Глава восьмая
Но наступил такой день, когда силы изменили Шопену, и он написал в Варшаву:
– Если можете, приезжайте. Я болен, и никакие доктора не помогут мне так, как вы. Если у вас нет денег, займите. Если мне станет лучше, то я легко заработаю и отдам тому, кто вам их даст. Но я слишком гол, чтобы посылать вам.
Он пробовал шутить: – Не знаю, отчего мне так хочется Людвики, как будто я в интересном положении… Лихорадки у меня, слава богу, нет, что весьма обескураживает здешних врачей…
Людвика решилась ехать вместе с дочерью. Шутливый тон письма не обманул ее. Она сама чувствовала себя плохо в тот год, слабела, худела. Собралась в Париж не сразу: были задержки с паспортом. Наконец пустилась в дорогу. Пани Юстына смотрела на нее строго и вопросительно.
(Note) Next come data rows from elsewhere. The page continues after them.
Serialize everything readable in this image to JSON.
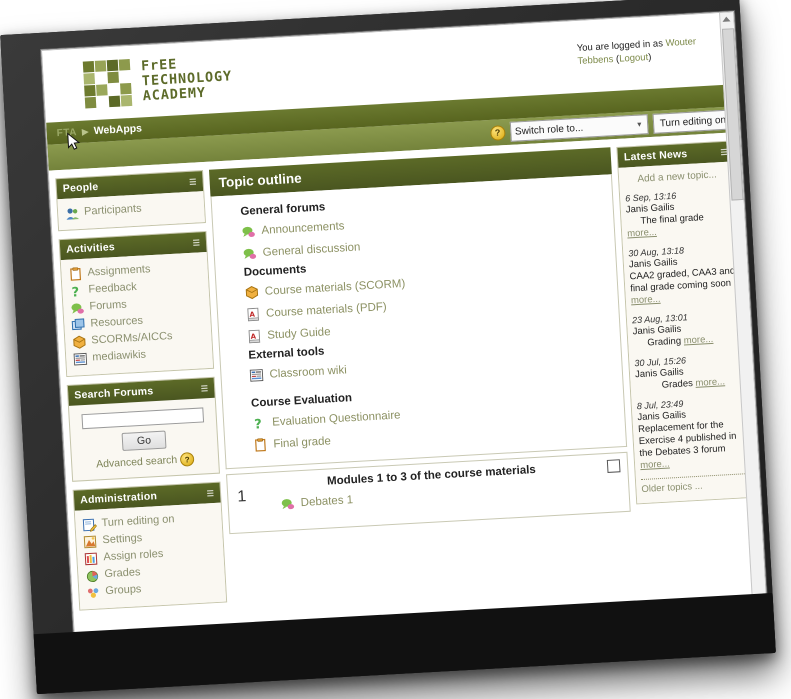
{
  "site": {
    "logo_text_lines": [
      "FrEE",
      "TECHNOLOGY",
      "ACADEMY"
    ],
    "logo_colors": [
      "#6d7a2e",
      "#8d9a4c",
      "#aab66e",
      "#5c6a27",
      "#7f8c40",
      "#9aa85a"
    ]
  },
  "login": {
    "prefix": "You are logged in as ",
    "user": "Wouter Tebbens",
    "logout_open": " (",
    "logout": "Logout",
    "logout_close": ")"
  },
  "breadcrumb": {
    "root": "FTA",
    "separator": "▶",
    "current": "WebApps"
  },
  "rolebar": {
    "help_icon_label": "?",
    "switch_role": "Switch role to...",
    "chevron": "▼",
    "turn_editing_on": "Turn editing on"
  },
  "blocks": {
    "people": {
      "title": "People",
      "items": [
        {
          "label": "Participants",
          "icon": "people-icon"
        }
      ]
    },
    "activities": {
      "title": "Activities",
      "items": [
        {
          "label": "Assignments",
          "icon": "clipboard-icon"
        },
        {
          "label": "Feedback",
          "icon": "question-mark-icon"
        },
        {
          "label": "Forums",
          "icon": "forum-bubble-icon"
        },
        {
          "label": "Resources",
          "icon": "window-icon"
        },
        {
          "label": "SCORMs/AICCs",
          "icon": "package-icon"
        },
        {
          "label": "mediawikis",
          "icon": "wiki-icon"
        }
      ]
    },
    "search_forums": {
      "title": "Search Forums",
      "input_value": "",
      "input_placeholder": "",
      "go_label": "Go",
      "advanced_label": "Advanced search",
      "help_icon_label": "?"
    },
    "administration": {
      "title": "Administration",
      "items": [
        {
          "label": "Turn editing on",
          "icon": "pencil-edit-icon"
        },
        {
          "label": "Settings",
          "icon": "settings-icon"
        },
        {
          "label": "Assign roles",
          "icon": "assign-roles-icon"
        },
        {
          "label": "Grades",
          "icon": "grades-icon"
        },
        {
          "label": "Groups",
          "icon": "groups-icon"
        }
      ]
    },
    "latest_news": {
      "title": "Latest News",
      "add_topic": "Add a new topic...",
      "older_topics": "Older topics ...",
      "more_label": "more...",
      "items": [
        {
          "date": "6 Sep, 13:16",
          "author": "Janis Gailis",
          "subject": "The final grade"
        },
        {
          "date": "30 Aug, 13:18",
          "author": "Janis Gailis",
          "subject": "CAA2 graded, CAA3 and final grade coming soon"
        },
        {
          "date": "23 Aug, 13:01",
          "author": "Janis Gailis",
          "subject": "Grading"
        },
        {
          "date": "30 Jul, 15:26",
          "author": "Janis Gailis",
          "subject": "Grades"
        },
        {
          "date": "8 Jul, 23:49",
          "author": "Janis Gailis",
          "subject": "Replacement for the Exercise 4 published in the Debates 3 forum"
        }
      ]
    }
  },
  "main": {
    "title": "Topic outline",
    "sections": [
      {
        "heading": "General forums",
        "items": [
          {
            "label": "Announcements",
            "icon": "forum-bubble-icon"
          },
          {
            "label": "General discussion",
            "icon": "forum-bubble-icon"
          }
        ]
      },
      {
        "heading": "Documents",
        "items": [
          {
            "label": "Course materials (SCORM)",
            "icon": "package-icon"
          },
          {
            "label": "Course materials (PDF)",
            "icon": "pdf-icon"
          },
          {
            "label": "Study Guide",
            "icon": "pdf-icon"
          }
        ]
      },
      {
        "heading": "External tools",
        "items": [
          {
            "label": "Classroom wiki",
            "icon": "wiki-icon"
          }
        ]
      },
      {
        "heading": "Course Evaluation",
        "items": [
          {
            "label": "Evaluation Questionnaire",
            "icon": "question-mark-icon"
          },
          {
            "label": "Final grade",
            "icon": "clipboard-icon"
          }
        ]
      }
    ],
    "topic": {
      "number": "1",
      "caption": "Modules 1 to 3 of the course materials",
      "items": [
        {
          "label": "Debates 1",
          "icon": "forum-bubble-icon"
        }
      ]
    }
  },
  "colors": {
    "header_green": "#4e5b22",
    "bar_green": "#74833b",
    "link_olive": "#8c9163",
    "block_bg": "#faf8f2",
    "block_border": "#c5c5ab"
  }
}
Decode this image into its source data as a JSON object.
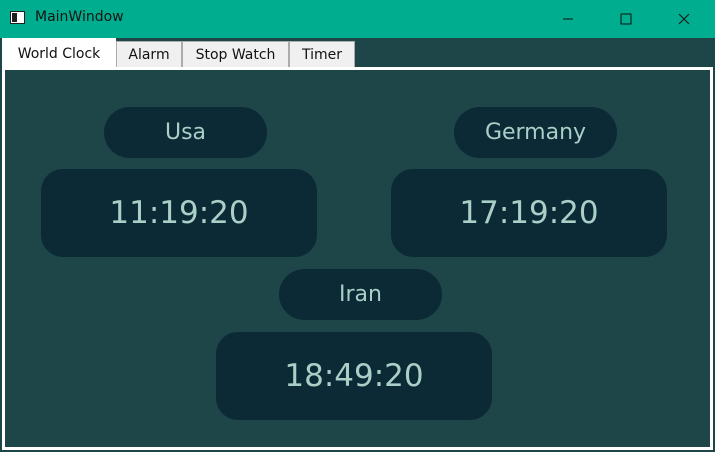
{
  "window": {
    "title": "MainWindow",
    "icon": "app-window-icon",
    "controls": [
      "minimize-icon",
      "maximize-icon",
      "close-icon"
    ]
  },
  "tabs": [
    {
      "label": "World Clock",
      "active": true
    },
    {
      "label": "Alarm",
      "active": false
    },
    {
      "label": "Stop Watch",
      "active": false
    },
    {
      "label": "Timer",
      "active": false
    }
  ],
  "clocks": {
    "usa": {
      "name": "Usa",
      "time": "11:19:20"
    },
    "germany": {
      "name": "Germany",
      "time": "17:19:20"
    },
    "iran": {
      "name": "Iran",
      "time": "18:49:20"
    }
  },
  "colors": {
    "titlebar": "#00ad8e",
    "background": "#1e4548",
    "pill": "#0b2a36",
    "pill_text": "#a9cfc7"
  }
}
Людвика сумела объяснить, что речь идет лишь о небольшом обострении болезни, и обещала вызвать пани Юстыну, если только окажется что-нибудь серьезное. Этот строго-испытующий взгляд матери долго преследовал ее.
Шопен ободрился, получив письмо Людвики. Но радость вызвала лихорадку. Мисс Джейн, придя к нему вечером, застала его в таком состоянии, что решила не отлучаться до утра. Шопен бредил. Из его отрывочных слов можно было догадаться, что его терзает мысль о мазурке, которую он успел записать, но не смог сыграть сам.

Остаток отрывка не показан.